Bioinformatics Division, ICMR-Regional Medical Research Centre, Nalco Square, Chandrasekharpur, Bhubaneswar, 751023, Odisha, India.
Mycology Laboratory, ICMR-Regional Medical Research Centre, Nalco Square, Chandrasekharpur, Bhubaneswar, 751023, Odisha, India.
J Mol Model. 2023 Nov 4;29(11):360. doi: 10.1007/s00894-023-05770-7.
The specialised family of triggering receptors expressed on myeloid cells (TREMs) plays a pivotal role in causing neurodegenerative disorders and activating microglial anti-inflammatory responses. Nasu-Hakola disease (NHD), a rare autosomal recessive disorder, has been associated with mutations in TREM2, which is also responsible for raising the risk of Alzheimer's disease (AD). Herein, we have made an endeavour to differentiate the confirmed pathogenic variants in TREM2 extra-cellular domain (ECD) linked with NHD and AD using mutation-induced fold stability change (∆∆G), with the computation of 12distinct structure-based methods through saturation mutagenesis. Correlation analysis between relative solvent accessibility (RSA) and ∆∆G expresses the discrete distributive behaviour of mutants associated with TREM2 in AD (R = 0.061) and NHD (R = 0.601). Our findings put an emphasis on W50 and V126 as major players in maintaining V-like domain in TREM2. Interestingly, we discern that both of them interact with a common residue Y108, which is dissolved upon mutation. This Y108 could have structural or functional role for TREM2 which can be an ideal candidate for further study. Furthermore, the residual interaction network highlights the importance of R47 and R62 in maintaining the CDR loops that are crucial for ligand binding. Future studies using biophysical characterisation of ligand interactions in TREM2-ECD would be helpful for the development of novel therapeutics for AD and NHD.

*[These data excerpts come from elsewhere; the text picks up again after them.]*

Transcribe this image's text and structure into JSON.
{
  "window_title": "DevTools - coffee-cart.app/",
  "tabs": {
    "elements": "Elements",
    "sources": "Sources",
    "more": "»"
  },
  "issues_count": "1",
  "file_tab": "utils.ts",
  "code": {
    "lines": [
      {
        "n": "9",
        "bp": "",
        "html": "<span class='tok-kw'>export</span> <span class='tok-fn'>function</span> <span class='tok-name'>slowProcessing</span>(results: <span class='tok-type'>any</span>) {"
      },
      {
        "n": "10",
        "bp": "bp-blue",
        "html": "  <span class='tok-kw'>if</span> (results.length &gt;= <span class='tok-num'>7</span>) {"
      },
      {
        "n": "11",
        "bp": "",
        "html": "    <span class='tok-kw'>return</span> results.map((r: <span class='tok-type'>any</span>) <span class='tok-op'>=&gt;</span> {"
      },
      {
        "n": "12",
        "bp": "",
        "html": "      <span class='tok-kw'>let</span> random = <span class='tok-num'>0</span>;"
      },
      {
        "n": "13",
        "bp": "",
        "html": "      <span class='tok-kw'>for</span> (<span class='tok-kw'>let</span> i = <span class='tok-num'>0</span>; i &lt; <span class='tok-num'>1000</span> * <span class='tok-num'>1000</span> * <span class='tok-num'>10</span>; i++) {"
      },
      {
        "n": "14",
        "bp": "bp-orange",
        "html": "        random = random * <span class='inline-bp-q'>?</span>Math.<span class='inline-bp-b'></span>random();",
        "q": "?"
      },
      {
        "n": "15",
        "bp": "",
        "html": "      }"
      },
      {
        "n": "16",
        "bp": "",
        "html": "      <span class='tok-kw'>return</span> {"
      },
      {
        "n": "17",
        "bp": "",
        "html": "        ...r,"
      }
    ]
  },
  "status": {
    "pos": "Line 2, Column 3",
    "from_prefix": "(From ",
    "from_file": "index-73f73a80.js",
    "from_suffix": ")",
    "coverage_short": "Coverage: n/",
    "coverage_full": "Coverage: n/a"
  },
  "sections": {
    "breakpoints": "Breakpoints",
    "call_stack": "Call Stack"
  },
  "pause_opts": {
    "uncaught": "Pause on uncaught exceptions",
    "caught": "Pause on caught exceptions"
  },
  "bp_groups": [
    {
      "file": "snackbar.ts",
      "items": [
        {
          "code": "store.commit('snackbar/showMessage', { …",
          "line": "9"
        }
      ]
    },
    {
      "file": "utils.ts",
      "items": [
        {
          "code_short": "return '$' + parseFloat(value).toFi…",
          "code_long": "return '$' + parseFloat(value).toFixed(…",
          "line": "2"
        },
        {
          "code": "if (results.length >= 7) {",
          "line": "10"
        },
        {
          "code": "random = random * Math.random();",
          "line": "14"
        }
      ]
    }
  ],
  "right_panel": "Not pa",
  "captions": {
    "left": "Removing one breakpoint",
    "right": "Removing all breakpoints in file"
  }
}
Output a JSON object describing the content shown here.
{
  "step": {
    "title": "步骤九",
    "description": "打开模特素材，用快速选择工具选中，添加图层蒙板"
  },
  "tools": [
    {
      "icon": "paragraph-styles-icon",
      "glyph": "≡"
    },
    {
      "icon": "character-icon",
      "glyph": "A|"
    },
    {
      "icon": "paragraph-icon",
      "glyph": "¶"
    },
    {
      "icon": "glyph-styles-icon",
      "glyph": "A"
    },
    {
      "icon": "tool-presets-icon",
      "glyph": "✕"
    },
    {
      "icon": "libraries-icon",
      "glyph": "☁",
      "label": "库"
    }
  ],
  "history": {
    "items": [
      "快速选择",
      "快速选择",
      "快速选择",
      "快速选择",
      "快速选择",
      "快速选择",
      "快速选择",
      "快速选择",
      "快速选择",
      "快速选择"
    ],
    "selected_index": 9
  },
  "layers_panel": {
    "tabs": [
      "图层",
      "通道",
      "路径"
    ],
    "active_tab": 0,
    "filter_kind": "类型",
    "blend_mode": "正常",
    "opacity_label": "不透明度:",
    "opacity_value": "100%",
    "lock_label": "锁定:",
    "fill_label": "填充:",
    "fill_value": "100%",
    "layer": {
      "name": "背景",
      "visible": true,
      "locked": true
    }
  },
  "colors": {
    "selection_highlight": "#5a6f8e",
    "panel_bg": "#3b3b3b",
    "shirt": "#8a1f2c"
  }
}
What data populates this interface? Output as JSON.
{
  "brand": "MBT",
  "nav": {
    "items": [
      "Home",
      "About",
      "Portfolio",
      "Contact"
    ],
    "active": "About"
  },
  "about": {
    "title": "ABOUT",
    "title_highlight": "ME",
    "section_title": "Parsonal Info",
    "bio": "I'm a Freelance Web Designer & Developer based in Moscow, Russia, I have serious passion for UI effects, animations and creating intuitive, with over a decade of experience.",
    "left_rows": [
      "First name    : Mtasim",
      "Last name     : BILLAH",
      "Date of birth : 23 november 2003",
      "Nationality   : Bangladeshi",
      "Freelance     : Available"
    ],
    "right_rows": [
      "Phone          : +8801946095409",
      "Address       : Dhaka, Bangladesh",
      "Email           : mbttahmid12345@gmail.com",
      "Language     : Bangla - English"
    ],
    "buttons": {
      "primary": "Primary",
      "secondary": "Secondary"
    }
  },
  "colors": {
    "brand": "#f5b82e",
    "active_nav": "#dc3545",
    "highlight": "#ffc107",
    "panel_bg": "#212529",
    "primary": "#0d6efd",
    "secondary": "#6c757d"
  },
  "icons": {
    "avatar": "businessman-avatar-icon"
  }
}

ConSurf algorithm and ENDscript were used to determine the position and conservation of each residue in the wild-type ECD of TREM2. The mutation-induced fold stability change (∆∆G) of confirmed pathogenic mutants associated with NHD and AD was estimated using 12 state-of-the-art structure-based protein stability tools. Furthermore, we also computed the effect of random mutation on these sites using computational saturation mutagenesis. Linear regression analysis was performed using mutants ∆∆G and RSA through GraphPad software. In addition, a comprehensive non-bonded residual interaction network (RIN) of wild type and its mutants of TREM2-ECD was enumerated using RING3.0.
触发髓系细胞表达的受体(TREMs)家族在引起神经退行性疾病和激活小胶质细胞抗炎反应方面发挥着关键作用。Nasu-Hakola 病(NHD)是一种罕见的常染色体隐性遗传病,与 TREM2 突变有关,TREM2 突变也会增加阿尔茨海默病(AD)的风险。在此,我们通过突变诱导的折叠稳定性变化(∆∆G),使用 12 种不同的基于结构的方法,通过饱和诱变计算,尝试区分与 NHD 和 AD 相关的 TREM2 细胞外结构域(ECD)中的确认致病性变异。相对溶剂可及性(RSA)与 ∆∆G 之间的相关分析表明,与 TREM2 相关的 AD(R = 0.061)和 NHD(R = 0.601)突变体具有离散分布的行为。我们的研究结果强调了 W50 和 V126 作为维持 TREM2 中 V 样结构域的主要因素。有趣的是,我们发现它们都与一个共同的残基 Y108 相互作用,而 Y108 在突变时会溶解。Y108 可能对 TREM2 具有结构或功能作用,这可能是进一步研究的理想候选者。此外,残留的相互作用网络突出了 R47 和 R62 在维持配体结合关键 CDR 环中的重要性。使用 TREM2-ECD 中配体相互作用的生物物理特性研究将有助于开发用于 AD 和 NHD 的新型治疗方法。
使用 Consurf 算法和 ENDscript 确定野生型 TREM2 ECD 中每个残基的位置和保守性。使用 12 种最先进的基于结构的蛋白质稳定性工具估计与 NHD 和 AD 相关的确认致病性突变的突变诱导折叠稳定性变化(∆∆G)。此外,我们还使用计算饱和诱变计算了这些位点的随机突变的影响。使用 GraphPad 软件通过线性回归分析对 TREM2-ECD 中的突变体 ∆∆G 和 RSA 进行分析。此外,使用 RING3.0 枚举了野生型和突变型 TREM2-ECD 的综合非键残余相互作用网络(RIN)。